You take pride in your company, and you want your workspace to be comfortable and clean when clients and guests arrive. What's more, your team will probably be more productive in an organized environment. But staying tidy is often easier said than done — especially when you and your employees are distracted by busy workdays.
Taking a few basic steps can help set the stage for a clean office. Follow these tips to keep things tidy year-round:
1. Set Ground Rules
Your workspace can stay clean if your staff understands what clean means to you. Every organization will have different rules, but if you're struggling to define what yours are, consider these two ground rules to get started:
- Desks remain clutter-free. Desk space is often covered in work necessities and junk that accumulates over time. Encouraging a clean-desk environment helps you avoid an overall messy look when customers come into your space. Avoid being too draconian in your quest to be clutter-free: Prompt your employees to be tidy without patronizing them by encouraging a 15-minute "desk-cleaning time" on Friday before everyone goes home for the week.
- Create clutter zones. In these out-of-the-way spaces, mess is allowed to build up. For example, make a shredding nook where people can shred business documents, plus a recycling space for them to stash non-confidential papers or other materials for future recycling. If some of your employees thrive on messiness to fuel their creativity, give them a nook where they can brainstorm or shape their ideas.

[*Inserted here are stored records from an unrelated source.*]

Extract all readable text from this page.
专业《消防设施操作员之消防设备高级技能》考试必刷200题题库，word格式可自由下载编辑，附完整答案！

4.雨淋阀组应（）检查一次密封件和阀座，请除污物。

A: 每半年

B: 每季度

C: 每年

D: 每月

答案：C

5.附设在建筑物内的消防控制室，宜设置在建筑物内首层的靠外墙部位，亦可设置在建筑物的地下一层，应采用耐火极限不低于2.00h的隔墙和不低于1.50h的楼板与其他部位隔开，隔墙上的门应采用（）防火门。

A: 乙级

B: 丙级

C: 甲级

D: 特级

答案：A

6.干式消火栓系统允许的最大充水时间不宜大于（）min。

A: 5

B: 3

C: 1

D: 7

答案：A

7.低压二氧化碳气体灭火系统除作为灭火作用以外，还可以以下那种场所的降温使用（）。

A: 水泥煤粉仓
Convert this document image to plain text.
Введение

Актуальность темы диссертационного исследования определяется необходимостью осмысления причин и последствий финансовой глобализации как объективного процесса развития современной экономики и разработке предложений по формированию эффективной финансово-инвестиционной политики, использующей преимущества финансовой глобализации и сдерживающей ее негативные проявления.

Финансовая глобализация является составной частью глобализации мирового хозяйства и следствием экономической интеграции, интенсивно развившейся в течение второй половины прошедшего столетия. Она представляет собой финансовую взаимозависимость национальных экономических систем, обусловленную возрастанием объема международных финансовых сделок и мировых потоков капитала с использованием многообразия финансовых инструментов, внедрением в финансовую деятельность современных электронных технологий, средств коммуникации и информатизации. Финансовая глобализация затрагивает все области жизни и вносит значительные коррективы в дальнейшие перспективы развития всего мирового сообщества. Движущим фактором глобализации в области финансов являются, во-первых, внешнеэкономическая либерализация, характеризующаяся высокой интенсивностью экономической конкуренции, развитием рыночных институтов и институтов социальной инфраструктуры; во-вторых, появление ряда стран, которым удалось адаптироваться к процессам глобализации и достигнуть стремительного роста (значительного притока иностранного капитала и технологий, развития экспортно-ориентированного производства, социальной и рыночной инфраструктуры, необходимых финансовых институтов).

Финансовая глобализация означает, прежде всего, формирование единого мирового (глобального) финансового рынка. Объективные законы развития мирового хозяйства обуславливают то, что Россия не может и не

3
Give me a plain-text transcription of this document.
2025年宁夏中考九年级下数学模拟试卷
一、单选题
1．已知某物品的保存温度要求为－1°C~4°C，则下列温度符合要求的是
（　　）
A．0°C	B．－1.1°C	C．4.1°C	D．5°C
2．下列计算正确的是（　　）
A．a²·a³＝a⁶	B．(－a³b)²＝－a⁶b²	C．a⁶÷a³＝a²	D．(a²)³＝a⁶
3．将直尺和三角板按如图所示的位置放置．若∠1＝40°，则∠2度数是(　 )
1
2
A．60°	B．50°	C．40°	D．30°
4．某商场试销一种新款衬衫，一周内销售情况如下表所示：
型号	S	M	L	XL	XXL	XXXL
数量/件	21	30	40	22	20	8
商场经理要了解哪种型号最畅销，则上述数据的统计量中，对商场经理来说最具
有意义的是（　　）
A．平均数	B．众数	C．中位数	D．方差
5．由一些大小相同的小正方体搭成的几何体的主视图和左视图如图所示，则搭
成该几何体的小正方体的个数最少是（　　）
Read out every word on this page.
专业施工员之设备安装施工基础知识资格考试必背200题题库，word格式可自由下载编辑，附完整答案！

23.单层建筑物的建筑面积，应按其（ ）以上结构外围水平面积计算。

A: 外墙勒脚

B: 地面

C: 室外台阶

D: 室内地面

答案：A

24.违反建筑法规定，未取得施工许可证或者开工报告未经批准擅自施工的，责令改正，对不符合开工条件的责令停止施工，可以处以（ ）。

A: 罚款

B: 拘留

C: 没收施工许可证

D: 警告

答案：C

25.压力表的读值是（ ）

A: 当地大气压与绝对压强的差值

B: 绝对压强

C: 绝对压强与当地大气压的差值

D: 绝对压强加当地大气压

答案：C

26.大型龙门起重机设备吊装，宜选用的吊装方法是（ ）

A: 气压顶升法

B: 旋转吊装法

2. Assess Your Cleaning Company's Tasks
Your building's management company handles most typical tasks such as bathroom cleaning and trash removal, but don't make assumptions about what is covered. For example, you may assume the janitorial staff vacuums your carpets every week — but it's not actually in the contract and isn't getting done. Ask for a description of what they do and how regularly they do it (such as weekly or monthly). If some aspect of the work doesn't meet your standards, ask if you can add that to the list of tasks. If you have the freedom, you may even decide to find a new janitorial vendor the next time your contract comes up.
3. Organize Daily To-Dos
Most businesses have to do a bit of their own cleanup in communal areas, such as washing dishes and cleaning out the breakroom fridge. These are well-known causes of friction in many workplaces, so state clear guidelines for how to keep these areas clean. For example, hang up a sign stating your policy is that all employees wash their own dishes, and that the fridge gets cleaned out (with unclaimed leftovers thrown away) every Friday promptly at 5 p.m. In some offices, you may have to create a sign-up sheet in which you assign various tasks to employees on a rotating basis — for instance, running the dishwasher once at the end of the day, watering the plants in the entryway every morning, etc. Creating a regular schedule helps ensure that tasks are delegated fairly. Small businesses have plenty to keep them busy, but taking a few moments to ensure a clean office can have a big impact on the rest of your activities. Creating an organized approach to cleaning can make it a quick, easy part of your week.